DSAgt is BYOA: your agent talks to its own LLM provider directly, and the trace store is a serverless SQLite file per project.

Setup

# Install (any Python 3.12/3.13 environment)
pip install "git+https://github.com/AI-ModCon/dsagt.git"

# Set a convenience variable for the smoke test directory (not a normal dsagt step)
export SMOKE_DIR="$(pwd)/tests/smoke_test"

# 1. Create a project.  `dsagt init` is interactive — follow the menu to name it
#    `quickstart`, pick your agent, and choose knowledge collections + skill sources.
#    It sets up the knowledge base on first run (a ~130 MB local embedder downloads once).
dsagt init

# 2. Launch the agent in the project:
dsagt start quickstart     # …or: cd ~/dsagt-projects/quickstart && <your agent>

Agent Prompts

Inside the agent, paste these prompts one at a time. Replace $SMOKE_DIR with the absolute path you exported — the chat does not expand shell variables.

  1. Ingest the docs in $SMOKE_DIR/knowledge/ into a collection named knowledge.

  2. Register the CLI utility at $SMOKE_DIR/csv_summary.py as a code named csv-summary so we can reuse it.

  3. Use the scan-directory code from the registry to scan $SMOKE_DIR/data/.

  4. Run the csv-summary code on $SMOKE_DIR/data/samples.csv and tell me the columns, row count, and any columns with null values.

  5. Put this in explicit memory: samples.csv has null values in the status and timestamp columns.

  6. Tell me what you remember about the samples dataset.

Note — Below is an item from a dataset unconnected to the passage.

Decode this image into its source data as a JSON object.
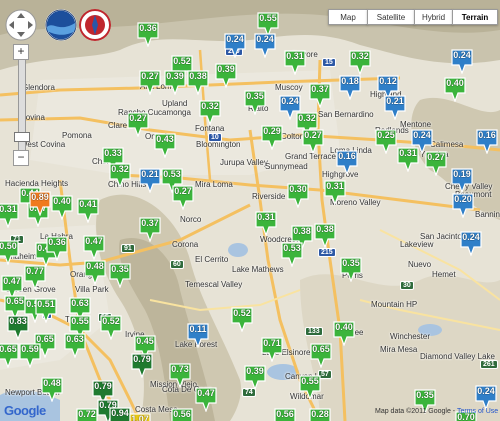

csv_summary.py is stdlib-only, so there's no dependency to install — registration and execution work out of the box. Step 4's null-column finding is the fact you store and recall in 5–6.

Capabilities Covered

Prompt Capability
1 dsagt-server (kb_ingest) — chunks and indexes docs into ChromaDB
2 dsagt-server (save_code_spec) — writes codes/csv-summary/SKILL.md (a skill-standard dir), wrapping the executable with dsagt-run
3–4 dsagt-run provenance wrapper — records each execution to trace_archive/
5–6 Explicit memory (kb_remember.dsagt/explicit_memories.yaml) + KB recall (kb_get_memories)

Verify the Artifacts

Exit the agent (Ctrl+C or /exit), then:

dsagt info quickstart                       # config + a session/trace summary
ls ~/dsagt-projects/quickstart/{codes,trace_archive}
cat ~/dsagt-projects/quickstart/.dsagt/explicit_memories.yaml

# Traces land in a serverless SQLite store.  Browse them with:
mlflow ui --backend-store-uri sqlite:///$HOME/dsagt-projects/quickstart/mlflow.db

Non-Interactive Smoke Test

The same flow runs non-interactively and asserts each artifact is present:

dsagt smoke-test --agent claude

Knowledge Base Setup

dsagt init sets up the project's knowledge base with three kinds of collection:

  • Code Specs — DSAgt's built-in code specs, always set up so the agent finds them via search_registry from the first session.
  • Skill Corpus — the skill sources you chose at init (default genesis), cloned and indexed so search_skills returns installable skills.
  • Knowledge Collections — optional reference document sets you chose at init (nemo_curator, aidrin).

--include / --exclude (asset names, or all) select the set non-interactively. The default embedder is a local sentence-transformers model (~130 MB, CPU-side, no API key).

Optional: Episodic Memory

Answer yes to "Enable episodic memory?" in the dsagt init prompts to have the MCP server capture each session turn into a searchable session_memory collection. Capture is mechanical (chunk + embed) and reuses the local embedder, so there's nothing extra to download. See Memory → Episodic Memory.